Olhava-a intensamente … Amélia estava cada vez mais nervosa ...
--- O vosso coração bate por ele?
Amélia ficou olhando o vazio … sabia que a sua sorte estava definida … a sua vida estava por pouco.
--- Responde livremente … não vos condenarei … sei perfeitamente a diferença de anos que temos, vós e eu … sei que não posso dar-te tudo o que necessitas … por isso responde com verdade … amas-o?
--- Sim.
--- Obrigado pela franqueza.
Dando meia volta, Wuamba retirou-se. Amélia não aguentou mais os seus nervos e caiu em pranto a que veio Bruneida tentar aliviar.
Não voltaram a tocar no tema, e, aparentemente, a sua vida seguiu normal.
Amélia não voltou a rio … não que lhe o proibisse o rei … mas não queria arriscar.
Uma tarde, Bruneida entrou correndo ….
--- Que te passa?
--- Senhora … senhora … está aqui … está aqui …
--- Tranquila Bruneida … que passa ? Quem está aqui?
--- Mutsafari … o rei mouro … está no salão principal … esta falando com o nosso rei …
Amélia não sabia que pensar …
--- E não é tudo, senhora.
--- Há mais novidades ainda?
--- Sim … o rei Wuamba requer a vossa presença de imediato no salão.
Amélia ficou um pouco confundida. Algo se estava passando … já saberia qual o plano do seu marido.
Ao entrar , cruzou imediatamente o olhar com Mutsafari.
Wuamba abriu os braços.
--- Ah! Estais aí senhora. Aproximai-vos.
Educadamente o mouro levantou-se perante a sua presença.
--- Já conheceis o rei Mutsafari … como penso que temos um assunto que interessa a todos mandei chamá-lo, e ele, muito amavelmente, acedeu a vir até aqui.

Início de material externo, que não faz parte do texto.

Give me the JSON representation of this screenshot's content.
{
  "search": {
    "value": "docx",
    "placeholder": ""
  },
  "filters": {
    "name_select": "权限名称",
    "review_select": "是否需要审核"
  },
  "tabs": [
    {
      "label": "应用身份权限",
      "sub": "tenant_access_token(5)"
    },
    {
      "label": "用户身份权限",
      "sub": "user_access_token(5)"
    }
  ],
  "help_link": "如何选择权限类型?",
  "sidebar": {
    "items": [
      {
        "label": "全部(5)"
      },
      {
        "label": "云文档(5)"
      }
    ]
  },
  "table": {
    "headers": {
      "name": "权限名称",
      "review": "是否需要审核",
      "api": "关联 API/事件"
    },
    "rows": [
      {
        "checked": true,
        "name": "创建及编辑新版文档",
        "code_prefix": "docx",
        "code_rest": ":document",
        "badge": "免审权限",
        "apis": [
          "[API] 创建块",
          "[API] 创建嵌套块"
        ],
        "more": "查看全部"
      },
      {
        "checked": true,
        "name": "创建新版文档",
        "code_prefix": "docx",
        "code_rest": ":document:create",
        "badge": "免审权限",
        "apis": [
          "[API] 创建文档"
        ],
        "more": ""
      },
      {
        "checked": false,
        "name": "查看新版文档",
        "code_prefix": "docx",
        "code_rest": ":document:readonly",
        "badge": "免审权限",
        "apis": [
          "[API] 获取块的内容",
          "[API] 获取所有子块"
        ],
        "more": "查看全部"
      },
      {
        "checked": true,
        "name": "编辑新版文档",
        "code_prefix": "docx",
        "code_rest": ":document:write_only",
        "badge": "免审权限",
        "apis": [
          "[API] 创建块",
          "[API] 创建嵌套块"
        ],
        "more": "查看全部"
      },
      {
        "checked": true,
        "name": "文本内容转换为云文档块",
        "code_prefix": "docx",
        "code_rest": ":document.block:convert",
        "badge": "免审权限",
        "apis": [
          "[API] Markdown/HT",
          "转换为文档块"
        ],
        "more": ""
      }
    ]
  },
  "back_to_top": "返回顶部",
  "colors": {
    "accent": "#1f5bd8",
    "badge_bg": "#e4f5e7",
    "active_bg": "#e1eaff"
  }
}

O mouro fez-lhe uma vénia.
Amélia não conseguiu articular palavra.
--- Vou ser muito franco com os dois. O rei, nosso vizinho comunicou-me o seu grande interesse por vós. Por outro lado o vosso interesse por ele já o conheço … e eu não vou meter-me entre os dois.
Fez-se silencio.
--- Por isso decidi que se vós quereis, senhora, vos regalo a Mutsafari.
Amélia olhou o rei mouro sem compreender muito bem que se estava a passar …
--- Permitis que fique com ele?
--- Assim é.
--- Sem nada mais.
--- Sem mais nada … não sou rancoroso …
--- Quando poderei vir a buscar-la --- a voz de Mutsafari parecia calma.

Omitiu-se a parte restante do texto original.